Monday, December 05, 2016

How Attractive is Florida's Business Tax Climate?

 

Like beauty, the attractiveness of a state’s business climate is in the eye of the beholder.  There are many measures of states’ tax and business climates.  Differences in what is considered and what is thought to be important result in some disparate rankings.   A few years back, Florida TaxWatch examined tax, business climate, and competitiveness rankings from seven different organizations and found that Florida’s ranking ranged from 5th to 28th. 

There is no denying that Florida has some very attractive features that makes it a good place to do business.  There is also no denying that Florida government places a relatively low tax burden on its citizens, particularly at the state government level.  But there are some features of our state’s tax system that many businesses will tell you are burdensome and harm our competitiveness.

The latest edition of the Tax Foundation’s annual Business Tax Climate Index has been released and it rates Florida’s as having the 4th best tax climate in the nation.  The Index looks at five major taxes: corporate income, personal income, sales, property, and unemployment insurance.  It evaluates more than 100 variables in these areas to develop scores for each state.  Generally, states with low rates and broad bases are ranked highly.  States with complex, non-neutral taxes with comparatively high rates are at the bottom.  An absence of one of the major taxes also gives a big boost to a state’s ranking.  The fact that Florida has no personal income tax is the main reason we rank near the top.  Each tax is weighted differently, and the personal income tax is given the highest weight (almost one-third of the total).

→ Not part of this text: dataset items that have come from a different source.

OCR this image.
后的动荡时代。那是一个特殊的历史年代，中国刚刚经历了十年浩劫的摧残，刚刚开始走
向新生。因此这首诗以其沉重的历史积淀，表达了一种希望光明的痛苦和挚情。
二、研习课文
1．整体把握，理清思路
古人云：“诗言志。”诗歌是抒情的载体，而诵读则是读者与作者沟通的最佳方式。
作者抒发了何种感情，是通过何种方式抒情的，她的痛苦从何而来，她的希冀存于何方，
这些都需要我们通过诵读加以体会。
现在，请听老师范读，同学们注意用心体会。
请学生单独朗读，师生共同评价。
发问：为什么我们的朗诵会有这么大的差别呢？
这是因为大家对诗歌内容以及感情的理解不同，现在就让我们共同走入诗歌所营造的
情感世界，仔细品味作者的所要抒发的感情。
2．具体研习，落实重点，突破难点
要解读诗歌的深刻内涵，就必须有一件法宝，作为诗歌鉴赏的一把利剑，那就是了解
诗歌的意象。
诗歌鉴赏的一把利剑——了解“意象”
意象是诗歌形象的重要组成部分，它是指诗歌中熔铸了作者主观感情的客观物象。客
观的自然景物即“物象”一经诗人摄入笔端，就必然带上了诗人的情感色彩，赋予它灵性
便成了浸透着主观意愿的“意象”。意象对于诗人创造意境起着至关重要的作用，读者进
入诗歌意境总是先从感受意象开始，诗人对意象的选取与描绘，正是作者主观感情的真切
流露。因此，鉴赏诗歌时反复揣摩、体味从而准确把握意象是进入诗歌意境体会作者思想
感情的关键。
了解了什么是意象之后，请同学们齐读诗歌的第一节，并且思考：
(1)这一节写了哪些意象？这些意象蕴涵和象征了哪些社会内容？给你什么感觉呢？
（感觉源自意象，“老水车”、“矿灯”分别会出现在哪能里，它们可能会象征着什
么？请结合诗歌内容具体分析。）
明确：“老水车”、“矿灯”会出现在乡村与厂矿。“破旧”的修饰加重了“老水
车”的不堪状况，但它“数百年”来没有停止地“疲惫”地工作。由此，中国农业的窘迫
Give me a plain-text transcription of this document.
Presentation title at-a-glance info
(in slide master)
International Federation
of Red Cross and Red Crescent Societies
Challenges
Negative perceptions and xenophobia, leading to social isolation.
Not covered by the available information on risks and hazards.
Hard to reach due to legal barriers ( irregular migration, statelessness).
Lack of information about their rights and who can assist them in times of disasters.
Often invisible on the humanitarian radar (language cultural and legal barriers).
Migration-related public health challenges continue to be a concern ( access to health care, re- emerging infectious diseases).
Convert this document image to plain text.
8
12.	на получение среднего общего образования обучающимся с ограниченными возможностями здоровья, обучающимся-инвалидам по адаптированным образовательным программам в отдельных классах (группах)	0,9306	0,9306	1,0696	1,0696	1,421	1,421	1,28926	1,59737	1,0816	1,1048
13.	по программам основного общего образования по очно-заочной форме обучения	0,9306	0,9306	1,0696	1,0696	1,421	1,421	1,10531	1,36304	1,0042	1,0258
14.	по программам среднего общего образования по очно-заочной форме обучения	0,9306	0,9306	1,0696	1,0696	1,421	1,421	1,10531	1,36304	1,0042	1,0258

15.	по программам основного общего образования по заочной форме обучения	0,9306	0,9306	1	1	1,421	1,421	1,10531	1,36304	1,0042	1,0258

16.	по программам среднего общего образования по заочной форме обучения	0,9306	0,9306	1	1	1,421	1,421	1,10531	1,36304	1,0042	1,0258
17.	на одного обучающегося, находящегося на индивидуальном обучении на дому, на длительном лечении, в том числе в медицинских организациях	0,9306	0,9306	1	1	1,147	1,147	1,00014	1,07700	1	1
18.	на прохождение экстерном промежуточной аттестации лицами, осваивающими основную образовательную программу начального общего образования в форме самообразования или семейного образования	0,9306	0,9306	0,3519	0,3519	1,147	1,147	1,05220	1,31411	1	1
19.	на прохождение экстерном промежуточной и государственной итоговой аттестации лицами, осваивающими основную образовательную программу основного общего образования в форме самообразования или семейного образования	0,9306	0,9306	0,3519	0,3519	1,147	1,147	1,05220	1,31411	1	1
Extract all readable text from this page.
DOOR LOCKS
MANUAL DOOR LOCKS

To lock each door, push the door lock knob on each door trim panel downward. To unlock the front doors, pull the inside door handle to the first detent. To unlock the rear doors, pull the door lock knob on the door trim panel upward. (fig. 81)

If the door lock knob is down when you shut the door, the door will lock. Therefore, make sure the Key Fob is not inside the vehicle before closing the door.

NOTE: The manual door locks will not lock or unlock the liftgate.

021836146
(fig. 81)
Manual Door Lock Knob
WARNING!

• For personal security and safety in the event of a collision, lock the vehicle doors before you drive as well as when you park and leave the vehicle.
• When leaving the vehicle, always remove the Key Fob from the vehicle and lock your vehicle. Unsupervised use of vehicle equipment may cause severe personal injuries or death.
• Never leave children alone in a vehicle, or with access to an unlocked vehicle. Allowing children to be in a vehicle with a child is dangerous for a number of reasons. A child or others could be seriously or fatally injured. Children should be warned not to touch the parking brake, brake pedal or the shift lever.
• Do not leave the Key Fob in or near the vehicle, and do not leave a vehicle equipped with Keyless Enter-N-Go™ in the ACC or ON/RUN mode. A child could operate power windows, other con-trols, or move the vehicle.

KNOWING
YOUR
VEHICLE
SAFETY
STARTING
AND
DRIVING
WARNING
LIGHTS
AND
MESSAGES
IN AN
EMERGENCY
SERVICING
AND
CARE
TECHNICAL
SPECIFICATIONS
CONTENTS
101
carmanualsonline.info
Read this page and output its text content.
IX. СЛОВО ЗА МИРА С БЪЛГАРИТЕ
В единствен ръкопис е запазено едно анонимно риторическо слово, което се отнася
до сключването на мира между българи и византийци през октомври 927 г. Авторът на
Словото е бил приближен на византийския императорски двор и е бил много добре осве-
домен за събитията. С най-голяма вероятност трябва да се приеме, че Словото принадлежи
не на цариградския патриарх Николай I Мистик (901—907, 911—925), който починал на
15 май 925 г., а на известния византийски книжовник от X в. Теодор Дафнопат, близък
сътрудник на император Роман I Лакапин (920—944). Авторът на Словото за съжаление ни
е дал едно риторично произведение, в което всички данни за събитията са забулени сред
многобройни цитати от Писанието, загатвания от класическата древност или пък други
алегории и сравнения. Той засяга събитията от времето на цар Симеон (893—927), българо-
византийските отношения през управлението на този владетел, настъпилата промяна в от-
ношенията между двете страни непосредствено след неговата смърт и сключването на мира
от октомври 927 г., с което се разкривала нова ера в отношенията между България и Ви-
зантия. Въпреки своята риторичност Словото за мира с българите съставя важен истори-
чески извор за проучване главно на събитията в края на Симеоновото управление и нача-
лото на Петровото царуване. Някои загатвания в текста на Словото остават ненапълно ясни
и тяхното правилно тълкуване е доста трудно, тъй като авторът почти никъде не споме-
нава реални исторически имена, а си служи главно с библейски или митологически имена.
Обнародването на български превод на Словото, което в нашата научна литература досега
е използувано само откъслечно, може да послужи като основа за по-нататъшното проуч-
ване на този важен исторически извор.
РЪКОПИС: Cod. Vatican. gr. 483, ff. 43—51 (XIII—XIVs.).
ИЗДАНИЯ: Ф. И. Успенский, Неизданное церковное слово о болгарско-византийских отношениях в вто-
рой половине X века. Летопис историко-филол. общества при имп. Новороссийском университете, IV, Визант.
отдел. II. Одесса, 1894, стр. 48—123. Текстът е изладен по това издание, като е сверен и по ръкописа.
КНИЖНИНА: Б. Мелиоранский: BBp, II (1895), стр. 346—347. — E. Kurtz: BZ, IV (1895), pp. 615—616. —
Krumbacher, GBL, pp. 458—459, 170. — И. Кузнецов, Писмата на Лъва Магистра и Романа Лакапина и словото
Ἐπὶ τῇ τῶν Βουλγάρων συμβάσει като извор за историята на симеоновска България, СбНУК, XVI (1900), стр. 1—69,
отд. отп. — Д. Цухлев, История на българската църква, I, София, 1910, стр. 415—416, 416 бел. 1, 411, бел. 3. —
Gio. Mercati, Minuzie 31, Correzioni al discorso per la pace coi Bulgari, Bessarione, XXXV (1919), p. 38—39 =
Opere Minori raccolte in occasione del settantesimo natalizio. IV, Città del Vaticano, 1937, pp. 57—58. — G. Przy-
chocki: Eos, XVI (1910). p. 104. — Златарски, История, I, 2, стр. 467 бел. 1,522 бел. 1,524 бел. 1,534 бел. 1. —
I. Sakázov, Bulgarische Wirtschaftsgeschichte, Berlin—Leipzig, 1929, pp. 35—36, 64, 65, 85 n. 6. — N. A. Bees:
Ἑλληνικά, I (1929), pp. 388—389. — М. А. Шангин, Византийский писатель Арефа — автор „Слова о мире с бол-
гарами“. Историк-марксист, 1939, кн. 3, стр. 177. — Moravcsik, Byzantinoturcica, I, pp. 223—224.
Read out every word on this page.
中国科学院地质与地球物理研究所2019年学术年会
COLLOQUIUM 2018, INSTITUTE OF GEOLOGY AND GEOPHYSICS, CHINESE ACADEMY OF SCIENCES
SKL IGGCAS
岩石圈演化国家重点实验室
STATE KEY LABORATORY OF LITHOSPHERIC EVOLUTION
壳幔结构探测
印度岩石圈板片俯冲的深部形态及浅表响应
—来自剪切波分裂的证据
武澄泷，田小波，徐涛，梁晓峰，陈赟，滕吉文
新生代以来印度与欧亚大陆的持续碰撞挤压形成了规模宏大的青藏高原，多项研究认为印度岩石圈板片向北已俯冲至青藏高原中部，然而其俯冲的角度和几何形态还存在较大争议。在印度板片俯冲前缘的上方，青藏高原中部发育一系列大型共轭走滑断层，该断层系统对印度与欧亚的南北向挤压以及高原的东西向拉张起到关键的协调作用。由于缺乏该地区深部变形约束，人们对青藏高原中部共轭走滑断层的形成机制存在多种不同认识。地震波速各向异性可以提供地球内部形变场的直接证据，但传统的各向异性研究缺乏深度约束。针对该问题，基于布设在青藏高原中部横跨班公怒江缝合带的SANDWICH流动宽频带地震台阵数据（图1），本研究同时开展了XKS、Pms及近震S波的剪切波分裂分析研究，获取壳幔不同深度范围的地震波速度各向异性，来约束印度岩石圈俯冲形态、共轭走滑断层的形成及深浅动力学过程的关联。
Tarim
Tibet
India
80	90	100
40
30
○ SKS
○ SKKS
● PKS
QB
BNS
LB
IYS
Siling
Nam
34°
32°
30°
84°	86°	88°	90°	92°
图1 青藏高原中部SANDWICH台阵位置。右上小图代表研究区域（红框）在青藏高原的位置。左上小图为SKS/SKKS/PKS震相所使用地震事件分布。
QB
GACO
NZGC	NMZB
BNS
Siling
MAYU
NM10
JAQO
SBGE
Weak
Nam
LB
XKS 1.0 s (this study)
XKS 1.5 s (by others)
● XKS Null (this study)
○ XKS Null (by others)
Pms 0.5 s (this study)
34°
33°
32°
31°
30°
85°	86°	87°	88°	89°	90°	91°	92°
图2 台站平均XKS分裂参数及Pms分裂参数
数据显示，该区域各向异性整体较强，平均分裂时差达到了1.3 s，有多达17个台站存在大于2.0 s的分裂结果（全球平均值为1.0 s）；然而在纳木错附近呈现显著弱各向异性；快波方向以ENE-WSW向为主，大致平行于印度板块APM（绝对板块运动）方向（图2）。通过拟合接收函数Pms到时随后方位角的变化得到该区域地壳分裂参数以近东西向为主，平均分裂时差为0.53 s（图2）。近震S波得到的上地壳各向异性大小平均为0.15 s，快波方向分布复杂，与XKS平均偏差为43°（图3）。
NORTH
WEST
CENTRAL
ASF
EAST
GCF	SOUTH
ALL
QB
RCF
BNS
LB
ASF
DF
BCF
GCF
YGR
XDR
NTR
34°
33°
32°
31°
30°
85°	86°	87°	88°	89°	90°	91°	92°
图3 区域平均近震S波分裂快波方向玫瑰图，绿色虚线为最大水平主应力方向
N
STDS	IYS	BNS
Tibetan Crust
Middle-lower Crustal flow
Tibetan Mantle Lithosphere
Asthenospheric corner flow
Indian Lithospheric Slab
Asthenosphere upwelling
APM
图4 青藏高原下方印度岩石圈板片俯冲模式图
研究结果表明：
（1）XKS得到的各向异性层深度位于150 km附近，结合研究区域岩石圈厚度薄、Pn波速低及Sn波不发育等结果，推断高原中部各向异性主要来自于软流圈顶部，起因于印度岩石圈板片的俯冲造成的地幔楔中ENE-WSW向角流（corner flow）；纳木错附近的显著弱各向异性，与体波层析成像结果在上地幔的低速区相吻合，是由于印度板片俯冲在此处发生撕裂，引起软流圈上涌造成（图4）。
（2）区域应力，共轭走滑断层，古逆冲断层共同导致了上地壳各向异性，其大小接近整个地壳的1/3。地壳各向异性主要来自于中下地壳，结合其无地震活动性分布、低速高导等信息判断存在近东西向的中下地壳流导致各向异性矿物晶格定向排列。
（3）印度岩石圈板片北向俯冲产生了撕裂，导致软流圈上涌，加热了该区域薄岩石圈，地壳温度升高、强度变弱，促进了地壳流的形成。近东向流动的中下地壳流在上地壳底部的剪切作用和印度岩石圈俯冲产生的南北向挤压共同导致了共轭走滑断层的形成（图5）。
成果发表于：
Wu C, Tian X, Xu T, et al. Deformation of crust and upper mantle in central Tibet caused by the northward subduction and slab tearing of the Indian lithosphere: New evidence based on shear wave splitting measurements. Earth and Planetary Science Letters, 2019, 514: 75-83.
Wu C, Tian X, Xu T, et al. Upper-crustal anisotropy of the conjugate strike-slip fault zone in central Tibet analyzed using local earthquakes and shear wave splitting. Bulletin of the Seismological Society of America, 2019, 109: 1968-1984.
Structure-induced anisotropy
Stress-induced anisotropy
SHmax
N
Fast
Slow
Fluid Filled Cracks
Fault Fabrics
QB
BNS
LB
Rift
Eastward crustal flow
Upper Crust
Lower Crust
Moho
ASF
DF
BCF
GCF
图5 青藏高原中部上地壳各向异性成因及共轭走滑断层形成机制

In addition to its number one rank for personal income taxes, Florida ranks 2nd for unemployment insurance, 10th for property taxes, 19th for corporate income taxes and 28th for sales taxes.  Florida’s total rank of 4th is the same as last year’s and is up one spot from 2015.

Wyoming holds the top ranking and New Jersey in 50th.  The other three largest states do not score as well as Florida--California (48th) and New York (49th) rank near the bottom, while Texas stands at 14th.

The Tax Foundation’s 2017 Business Tax Climate Index is probably the most comprehensive and detailed look at state tax structures and does a good job with the very difficult task of trying to create apples to apples comparisons.

Still, there are instances where one could argue the Index overstates the quality of Florida’s business tax environment, particularly in the areas of sales and property taxes.   The Index docks states for taxing business inputs, yet Florida is the only state to uniformly tax commercial leases.  This adds up to 7.5 percent to a business’s occupancy costs, a major competitive disadvantage.  Florida’s property tax system, due to large homestead exemptions and Save Our Homes, shifts tax burden from homestead to non-homestead property, including businesses.  Florida’s property tax also applies to business tangible personal property (TPP). The Index does not directly consider TPP taxes, due to data availability constraints, but it does note that TPP taxes can affect business decisions and that states are moving away from them.  In 2011, a Florida TaxWatch task force recommended that Florida set a goal of eliminating TPP taxes.

These factors contribute to the high portion of total taxes that are paid by business.  A report by the Council on State Taxation estimates that 52.6 percent of Florida’s total state and local taxes are paid by businesses, the 11th highest percentage in the nation.

It is likely that most states would find something to quibble with in the Index; however, the premise of the Index is largely unassailable: simple tax structures with low rates, broad bases and the avoidance of taxing business inputs are preferable.

Many factors impact a state’s attractiveness to business investment, such as workforce, education, infrastructure, access to raw materials, and quality of life. But taxes do matter, and as the Index points out, tax reform can often be accomplished much faster than significant improvements in areas such as education, healthcare, and transportation.

The Index does highlight many of the strengths and weaknesses of Florida’s tax structure. Hopefully, Florida’s elected officials will work to improve our tax system by exploring ideas such as reducing or eliminating the sales tax on commercial leases, addressing the inequities of the property tax system, eliminating the tangible personal property tax, and collecting sales and use taxes on internet purchases.